KORNBLIHTT LAURA I; VASSALLU PATRICIA S; PLANA JOSÉ L; GOETTE NORA P; ALVAREZ CLARISA L; HELLER PAULA G; MOLINAS FELISA C

Salta

Congreso; XVIII Congreso Argentino de Hematología; 2007

Sociedad Argentina de Hematología

PV, TE y mielofibrosis primaria son enfermedades clonales que constituyen los sindromes mieloproliferativos Ph (-) clásicos (SMP). Los criterios diagnósticos se fueron actualizando pero aún hoy algunos son por exclusión y no hay un “gold standard” para estos síndromes. La mutación JAK2 en exón 12 (solo PV) y MPL515 (no se halló en PV) podrían ser útiles pero se hacen en pocos centros. Describimos 4 casos (mujeres 54-75 años) sobre 140 TE, con trombocitosis mediana (m) 870 x 103 plaquetas/ml, rango ® 759-880 x 103 plaquetas/ml y confirmación histológica de TE (aumento megacariocitos (MK) 4/4 casos, leve aumento de serie mieloide 2/4 casos, fibrosis reticular leve 2/4 casos) que luego de 3-5 años desarrollaron poliglobulia con Hto (m) 54.5% (r) 52-57% y Hb (m) 17.75 g% (r) 16.6-18.8 g%. Todos cumplen criterios para PV de PVSG (5/7 crit) y WHO 2001 (6/9 crit).

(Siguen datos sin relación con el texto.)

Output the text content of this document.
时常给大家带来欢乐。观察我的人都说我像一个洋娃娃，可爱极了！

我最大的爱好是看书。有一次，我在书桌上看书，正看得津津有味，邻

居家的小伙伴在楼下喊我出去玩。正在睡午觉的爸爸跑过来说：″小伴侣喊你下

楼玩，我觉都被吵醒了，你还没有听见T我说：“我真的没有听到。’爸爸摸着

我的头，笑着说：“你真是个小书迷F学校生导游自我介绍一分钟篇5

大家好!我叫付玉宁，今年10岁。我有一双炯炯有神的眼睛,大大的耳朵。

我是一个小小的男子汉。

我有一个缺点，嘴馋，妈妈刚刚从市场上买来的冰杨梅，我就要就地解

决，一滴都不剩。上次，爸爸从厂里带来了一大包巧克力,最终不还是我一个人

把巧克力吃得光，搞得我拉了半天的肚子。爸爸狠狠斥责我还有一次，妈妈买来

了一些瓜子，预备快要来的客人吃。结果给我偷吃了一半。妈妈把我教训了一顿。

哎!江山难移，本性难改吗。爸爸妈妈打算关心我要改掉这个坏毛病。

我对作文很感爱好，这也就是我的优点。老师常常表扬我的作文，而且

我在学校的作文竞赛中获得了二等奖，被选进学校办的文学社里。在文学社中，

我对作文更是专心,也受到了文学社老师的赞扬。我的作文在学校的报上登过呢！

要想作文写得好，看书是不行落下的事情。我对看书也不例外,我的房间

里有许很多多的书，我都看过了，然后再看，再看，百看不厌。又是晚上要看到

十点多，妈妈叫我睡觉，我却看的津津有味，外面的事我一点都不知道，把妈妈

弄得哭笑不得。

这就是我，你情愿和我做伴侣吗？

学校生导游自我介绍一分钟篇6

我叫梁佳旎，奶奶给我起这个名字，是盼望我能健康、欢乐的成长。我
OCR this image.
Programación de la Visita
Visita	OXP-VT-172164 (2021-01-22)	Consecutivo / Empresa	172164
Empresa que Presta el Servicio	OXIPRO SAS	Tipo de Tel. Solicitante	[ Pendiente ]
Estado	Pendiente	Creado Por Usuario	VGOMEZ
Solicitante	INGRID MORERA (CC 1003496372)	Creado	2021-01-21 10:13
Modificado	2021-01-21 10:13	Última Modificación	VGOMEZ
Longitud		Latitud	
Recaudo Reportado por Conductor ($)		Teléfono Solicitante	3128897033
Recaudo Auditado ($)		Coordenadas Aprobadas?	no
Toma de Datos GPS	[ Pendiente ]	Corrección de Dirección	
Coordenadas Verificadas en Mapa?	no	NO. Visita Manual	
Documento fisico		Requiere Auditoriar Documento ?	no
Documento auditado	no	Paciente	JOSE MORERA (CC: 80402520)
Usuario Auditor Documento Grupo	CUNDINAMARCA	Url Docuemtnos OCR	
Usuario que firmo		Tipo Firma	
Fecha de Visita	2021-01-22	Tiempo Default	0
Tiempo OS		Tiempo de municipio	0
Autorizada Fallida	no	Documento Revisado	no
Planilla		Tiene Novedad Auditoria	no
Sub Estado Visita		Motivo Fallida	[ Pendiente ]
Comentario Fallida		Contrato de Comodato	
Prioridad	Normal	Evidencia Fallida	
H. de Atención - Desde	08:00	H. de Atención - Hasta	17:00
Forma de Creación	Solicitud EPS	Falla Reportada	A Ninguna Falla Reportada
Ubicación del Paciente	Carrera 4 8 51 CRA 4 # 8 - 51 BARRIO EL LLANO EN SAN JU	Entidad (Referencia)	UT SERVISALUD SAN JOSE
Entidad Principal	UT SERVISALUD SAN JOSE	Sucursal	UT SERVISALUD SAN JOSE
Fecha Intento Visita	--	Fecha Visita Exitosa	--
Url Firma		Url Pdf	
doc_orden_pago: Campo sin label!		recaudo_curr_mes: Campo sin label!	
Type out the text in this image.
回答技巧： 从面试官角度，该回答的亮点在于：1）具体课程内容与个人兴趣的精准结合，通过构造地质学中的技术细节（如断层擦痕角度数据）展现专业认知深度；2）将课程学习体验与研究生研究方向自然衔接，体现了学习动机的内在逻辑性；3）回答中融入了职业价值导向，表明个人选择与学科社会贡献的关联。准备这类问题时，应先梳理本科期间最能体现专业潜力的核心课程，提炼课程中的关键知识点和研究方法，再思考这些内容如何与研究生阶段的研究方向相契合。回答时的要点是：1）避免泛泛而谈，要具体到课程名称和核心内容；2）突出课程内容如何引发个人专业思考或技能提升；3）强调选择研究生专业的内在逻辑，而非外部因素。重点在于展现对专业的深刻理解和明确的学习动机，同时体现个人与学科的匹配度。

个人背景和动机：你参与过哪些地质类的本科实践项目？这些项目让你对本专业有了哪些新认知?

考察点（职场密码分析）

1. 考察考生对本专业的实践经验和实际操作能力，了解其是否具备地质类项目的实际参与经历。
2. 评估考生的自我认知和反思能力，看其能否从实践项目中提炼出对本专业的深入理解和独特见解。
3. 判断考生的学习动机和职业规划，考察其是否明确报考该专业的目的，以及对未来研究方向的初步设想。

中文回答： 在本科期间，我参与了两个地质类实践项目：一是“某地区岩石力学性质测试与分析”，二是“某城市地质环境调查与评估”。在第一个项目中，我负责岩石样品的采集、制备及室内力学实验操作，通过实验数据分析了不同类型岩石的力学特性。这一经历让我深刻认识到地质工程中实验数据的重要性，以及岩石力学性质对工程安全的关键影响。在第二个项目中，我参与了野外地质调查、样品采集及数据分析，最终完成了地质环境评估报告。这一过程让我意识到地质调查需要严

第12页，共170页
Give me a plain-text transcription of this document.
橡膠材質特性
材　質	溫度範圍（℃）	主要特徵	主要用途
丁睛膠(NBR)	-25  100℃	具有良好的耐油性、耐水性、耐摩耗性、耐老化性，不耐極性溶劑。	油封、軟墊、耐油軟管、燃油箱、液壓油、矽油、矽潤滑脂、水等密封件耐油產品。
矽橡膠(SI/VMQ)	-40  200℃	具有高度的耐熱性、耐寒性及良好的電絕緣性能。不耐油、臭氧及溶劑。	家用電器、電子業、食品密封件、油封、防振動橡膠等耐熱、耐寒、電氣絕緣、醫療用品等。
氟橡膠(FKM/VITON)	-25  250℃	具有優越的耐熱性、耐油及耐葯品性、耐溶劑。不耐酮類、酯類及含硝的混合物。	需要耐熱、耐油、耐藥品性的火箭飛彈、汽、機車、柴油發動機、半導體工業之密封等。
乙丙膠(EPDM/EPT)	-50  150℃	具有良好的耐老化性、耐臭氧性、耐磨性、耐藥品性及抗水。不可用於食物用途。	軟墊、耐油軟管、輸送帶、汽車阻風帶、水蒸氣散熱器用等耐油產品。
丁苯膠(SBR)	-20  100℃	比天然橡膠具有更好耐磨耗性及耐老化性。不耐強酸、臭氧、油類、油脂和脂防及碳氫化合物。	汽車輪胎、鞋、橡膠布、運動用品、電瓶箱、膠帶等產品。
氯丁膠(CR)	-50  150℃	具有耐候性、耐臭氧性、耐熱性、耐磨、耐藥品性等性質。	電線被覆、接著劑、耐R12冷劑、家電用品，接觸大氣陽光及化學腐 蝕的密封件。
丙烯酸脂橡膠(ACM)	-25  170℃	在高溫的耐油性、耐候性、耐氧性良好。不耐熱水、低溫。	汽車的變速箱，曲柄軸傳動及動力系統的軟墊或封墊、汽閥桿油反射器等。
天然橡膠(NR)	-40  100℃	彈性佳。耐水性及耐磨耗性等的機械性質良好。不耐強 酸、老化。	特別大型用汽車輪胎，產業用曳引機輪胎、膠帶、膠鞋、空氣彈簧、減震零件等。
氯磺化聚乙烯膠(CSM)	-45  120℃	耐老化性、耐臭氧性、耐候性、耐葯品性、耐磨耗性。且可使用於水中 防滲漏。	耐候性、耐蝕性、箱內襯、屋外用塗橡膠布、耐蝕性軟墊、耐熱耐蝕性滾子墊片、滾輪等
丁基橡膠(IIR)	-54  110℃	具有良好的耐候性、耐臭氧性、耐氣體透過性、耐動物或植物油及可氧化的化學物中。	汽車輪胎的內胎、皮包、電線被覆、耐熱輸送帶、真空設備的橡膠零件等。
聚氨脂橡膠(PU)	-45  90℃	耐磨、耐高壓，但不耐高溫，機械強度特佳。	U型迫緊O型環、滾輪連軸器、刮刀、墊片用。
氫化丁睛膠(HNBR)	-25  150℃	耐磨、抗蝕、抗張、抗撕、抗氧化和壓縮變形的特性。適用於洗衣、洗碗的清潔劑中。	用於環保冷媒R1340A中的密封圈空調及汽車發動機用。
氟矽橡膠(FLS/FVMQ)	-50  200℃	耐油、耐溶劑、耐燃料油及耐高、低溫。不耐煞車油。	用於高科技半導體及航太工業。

Masa globular (MG) (m) 165% (r) 126-246% (una paciente tuvo MG < 125% al diagnóstico de TE), leucocitosis (m) 13750/ml (r) 12400-24000/ml. Los 4 presentaban esplenomegalia leve y prurito; 3/4 pacientes alteraciones de microcirculación y todos son positivos para la mutación JAK2V617F. El diagnóstico de PV se confirma en una paciente con una nueva biopsia MO que muestra hiperplasia trilineal, precursores mieloides inmaduros, pleomorfismo de MK y moderada fibrosis, En (m) 10 años (r) 8-14 años de seguimiento, ninguno presentó trombosis, 3 pacientes requirieron flebotomía y continúan medicadas 2 con hidroxiurea y 2 con anagrelide. Una progresa a mielofibrosis. Conclusión: Concluimos que la meticulosa descripción histológica de MO (hiperplasis trilineal, clusters de MK, fibrosis reticulínica leve o ausente) adquiere particular importancia para discernir  si estos casos corresponden a un estadío tempranao de PV o son TE con evolución a PV. La precisión diagnóstica permitiría evaluar el pronóstico de estos pacientes comparado con el resto de las PV pues no hay aún publicaciones al respecto.